No matter how you choose to feed the NICU infant, the products used to deliver feeds are consistent: feeding tube, extension set, syringe, and (when needed) a pump. Put the syringe in place either hanging via gravity, or on the pump and voila! Dinner is served!

But what about the bigger babies we care for? The ones who are able to benefit from human milk, but are receiving a feeding too large to accommodate the use of a 60 cc syringe? What do we do with those patients? How do we feed them utilizing the best practice of our regulatory agencies and nutritional standards?

Once we begin to move to discussing larger babies in the NICU or the pediatric unit, practice changes. If you have a 4 kg patient that receives full enteral human milk feeds at 150-160cc/kg/day, using a 60 mL syringe can be a challenging way to administer the feed and here’s why:

4kg (8.8lbs)=640cc/day=26cc/hr

Amount required in syringe:
If baby is fed q3 hours = 80 mL
If baby is fed q4 hours = 106 mL
If baby is fed continuously = 106 mL

None of these amounts allow us to utilize a 60 mL syringe.

Even a 100 mL syringe only works for q3 hour feeder. And if the baby is over 5 kg, the nurse would not be doing much else besides changing syringes that shift. In order to allow for nursing efficiency, and not change a syringe every 45 minutes, an enteral feeding bag and pump is used.

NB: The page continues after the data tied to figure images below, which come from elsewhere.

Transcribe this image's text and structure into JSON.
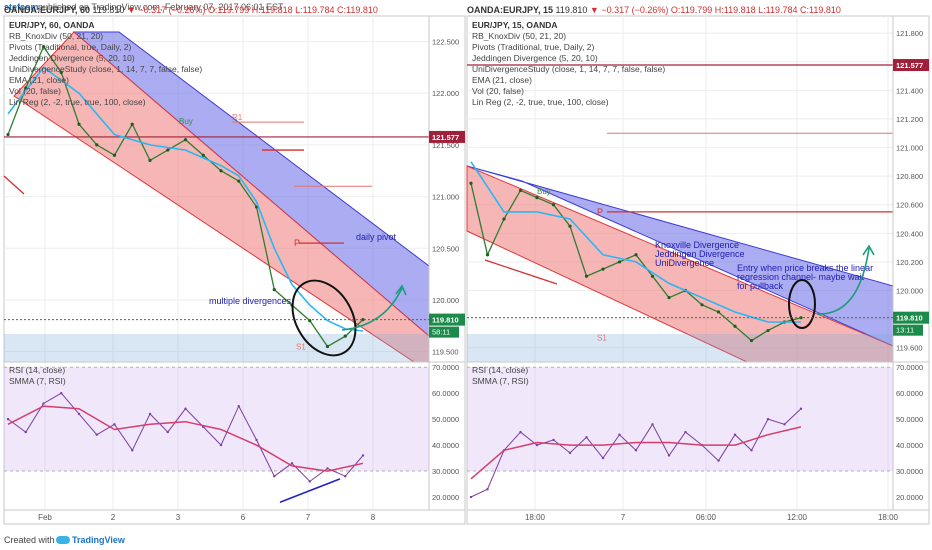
{
  "header": {
    "logo": "stefcom",
    "published": "published on TradingView.com, February 07, 2017 06:01 EST"
  },
  "footer": {
    "created_with": "Created with",
    "brand": "TradingView"
  },
  "panels": [
    {
      "ohlc_bar": {
        "symbol": "OANDA:EURJPY, 60",
        "close": "119.810",
        "change": "−0.317 (−0.26%)",
        "o": "O:119.799",
        "h": "H:119.818",
        "l": "L:119.784",
        "c": "C:119.810"
      },
      "symbol_title": "EUR/JPY, 60, OANDA",
      "indicators": [
        "RB_KnoxDiv (50, 21, 20)",
        "Pivots (Traditional, true, Daily, 2)",
        "Jeddingen Divergence (5, 20, 10)",
        "UniDivergenceStudy (close, 1, 14, 7, 7, false, false)",
        "EMA (21, close)",
        "Vol (20, false)",
        "Lin Reg (2, -2, true, true, 100, close)"
      ],
      "last_price": "119.810",
      "countdown": "58:11",
      "marker_price": "121.577",
      "rsi_title": "RSI (14, close)",
      "smma_title": "SMMA (7, RSI)",
      "annotations": {
        "daily_pivot": "daily pivot",
        "multiple_divergences": "multiple divergences",
        "r1": "R1",
        "p": "P",
        "s1": "S1",
        "buy": "Buy"
      }
    },
    {
      "ohlc_bar": {
        "symbol": "OANDA:EURJPY, 15",
        "close": "119.810",
        "change": "−0.317 (−0.26%)",
        "o": "O:119.799",
        "h": "H:119.818",
        "l": "L:119.784",
        "c": "C:119.810"
      },
      "symbol_title": "EUR/JPY, 15, OANDA",
      "indicators": [
        "RB_KnoxDiv (50, 21, 20)",
        "Pivots (Traditional, true, Daily, 2)",
        "Jeddingen Divergence (5, 20, 10)",
        "UniDivergenceStudy (close, 1, 14, 7, 7, false, false)",
        "EMA (21, close)",
        "Vol (20, false)",
        "Lin Reg (2, -2, true, true, 100, close)"
      ],
      "last_price": "119.810",
      "countdown": "13:11",
      "marker_price": "121.577",
      "rsi_title": "RSI (14, close)",
      "smma_title": "SMMA (7, RSI)",
      "annotations": {
        "knoxville": "Knoxville Divergence",
        "jeddingen": "Jeddingen Divergence",
        "unidiv": "UniDivergence",
        "entry": [
          "Entry when price breaks the linear",
          "regression channel- maybe wait",
          "for pullback"
        ],
        "p": "P",
        "s1": "S1",
        "buy": "Buy"
      }
    }
  ],
  "chart_data": [
    {
      "type": "line",
      "title": "EUR/JPY, 60, OANDA",
      "x_ticks": [
        "Feb",
        "2",
        "3",
        "6",
        "7",
        "8"
      ],
      "y_ticks": [
        "122.500",
        "122.000",
        "121.500",
        "121.000",
        "120.500",
        "120.000",
        "119.500"
      ],
      "ylim": [
        119.4,
        122.65
      ],
      "price_series": {
        "name": "EURJPY",
        "t": [
          0,
          5,
          10,
          15,
          20,
          25,
          30,
          35,
          40,
          45,
          50,
          55,
          60,
          65,
          70,
          75,
          80,
          85,
          90,
          95,
          100
        ],
        "y": [
          121.6,
          122.05,
          122.45,
          122.2,
          121.7,
          121.5,
          121.4,
          121.7,
          121.35,
          121.45,
          121.55,
          121.4,
          121.25,
          121.15,
          120.9,
          120.1,
          119.95,
          119.8,
          119.55,
          119.65,
          119.81
        ]
      },
      "ema_series": {
        "name": "EMA (21, close)",
        "t": [
          0,
          10,
          20,
          30,
          40,
          50,
          60,
          65,
          70,
          75,
          80,
          85,
          90,
          95,
          100
        ],
        "y": [
          121.8,
          122.25,
          122.0,
          121.6,
          121.5,
          121.45,
          121.3,
          121.2,
          120.95,
          120.5,
          120.15,
          119.95,
          119.8,
          119.72,
          119.7
        ]
      },
      "rsi_y_ticks": [
        "70.0000",
        "60.0000",
        "50.0000",
        "40.0000",
        "30.0000",
        "20.0000"
      ],
      "rsi_ylim": [
        15,
        72
      ],
      "rsi_series": {
        "name": "RSI (14, close)",
        "t": [
          0,
          5,
          10,
          15,
          20,
          25,
          30,
          35,
          40,
          45,
          50,
          55,
          60,
          65,
          70,
          75,
          80,
          85,
          90,
          95,
          100
        ],
        "y": [
          50,
          45,
          56,
          60,
          52,
          44,
          48,
          38,
          52,
          45,
          54,
          47,
          40,
          55,
          42,
          28,
          33,
          26,
          31,
          28,
          36
        ]
      },
      "smma_series": {
        "name": "SMMA (7, RSI)",
        "t": [
          0,
          10,
          20,
          30,
          40,
          50,
          60,
          70,
          80,
          90,
          100
        ],
        "y": [
          48,
          55,
          54,
          46,
          48,
          49,
          46,
          40,
          32,
          30,
          33
        ]
      }
    },
    {
      "type": "line",
      "title": "EUR/JPY, 15, OANDA",
      "x_ticks": [
        "18:00",
        "7",
        "06:00",
        "12:00",
        "18:00"
      ],
      "y_ticks": [
        "121.800",
        "121.600",
        "121.400",
        "121.200",
        "121.000",
        "120.800",
        "120.600",
        "120.400",
        "120.200",
        "120.000",
        "119.800",
        "119.600"
      ],
      "ylim": [
        119.5,
        121.85
      ],
      "price_series": {
        "name": "EURJPY",
        "t": [
          0,
          5,
          10,
          15,
          20,
          25,
          30,
          35,
          40,
          45,
          50,
          55,
          60,
          65,
          70,
          75,
          80,
          85,
          90,
          95,
          100
        ],
        "y": [
          120.75,
          120.25,
          120.5,
          120.7,
          120.65,
          120.6,
          120.45,
          120.1,
          120.15,
          120.2,
          120.25,
          120.1,
          119.95,
          120.0,
          119.9,
          119.85,
          119.75,
          119.65,
          119.72,
          119.78,
          119.81
        ]
      },
      "ema_series": {
        "name": "EMA (21, close)",
        "t": [
          0,
          10,
          20,
          30,
          40,
          50,
          60,
          70,
          80,
          90,
          100
        ],
        "y": [
          120.9,
          120.55,
          120.55,
          120.5,
          120.25,
          120.2,
          120.05,
          119.95,
          119.85,
          119.78,
          119.78
        ]
      },
      "rsi_y_ticks": [
        "70.0000",
        "60.0000",
        "50.0000",
        "40.0000",
        "30.0000",
        "20.0000"
      ],
      "rsi_ylim": [
        15,
        72
      ],
      "rsi_series": {
        "name": "RSI (14, close)",
        "t": [
          0,
          5,
          10,
          15,
          20,
          25,
          30,
          35,
          40,
          45,
          50,
          55,
          60,
          65,
          70,
          75,
          80,
          85,
          90,
          95,
          100
        ],
        "y": [
          20,
          23,
          38,
          45,
          40,
          42,
          37,
          43,
          35,
          44,
          38,
          48,
          36,
          45,
          40,
          34,
          44,
          38,
          50,
          48,
          54
        ]
      },
      "smma_series": {
        "name": "SMMA (7, RSI)",
        "t": [
          0,
          10,
          20,
          30,
          40,
          50,
          60,
          70,
          80,
          90,
          100
        ],
        "y": [
          27,
          38,
          41,
          40,
          40,
          41,
          41,
          40,
          40,
          44,
          47
        ]
      }
    }
  ]
}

Herein lies the problem.

Once we utilize a bag to feed human milk, we have possibly decreased the nutritional benefit and increased the cost. The bags have large priming volumes, potential fat loss, and can be expensive.

The NICU has always had unique needs surrounding many therapies, and feeding this population brings many challenges. Luckily, manufacturers like Medela are constantly researching and exploring feeding options to meet the nutritional needs of NICU patients and the efficiency needs of busy clinicians who care for them. I am confident that we will soon see more effective solutions that provide maximum nutrition for bigger infants in neonatal intensive care.


References:

1. The Joint Commission. Sentinel Event Alert, Issue 53, August 20, 2014, Page: 4 #9

2. American Dietetic Association: Infant Feedings: Guidelines for preparation of human milk and formula in health care facilities. (2011), Page: 99-101

3. ASPEN Enteral Nutrition Practice Recommendations. Journal of Parenteral and Enteral Nutrition. (2009), Page: 152,157 #9

4. HMBANA Guidelines (2011) Best Practices for Storing and Handling Human Milk in Hospitals, Homes, and Child Care Settings. p. 4

About the Author

Kim Flanagan, MSN, CRNP, has worked as a NICU nurse and Neonatal Nurse Practitioner for 20 years. She currently serves as the Clinical NICU Specialist for Medela, Inc. In this role, she works with NICUs across the country to maximize their use of human milk in the neonatal population to improve patient outcomes, patient safety and best practices.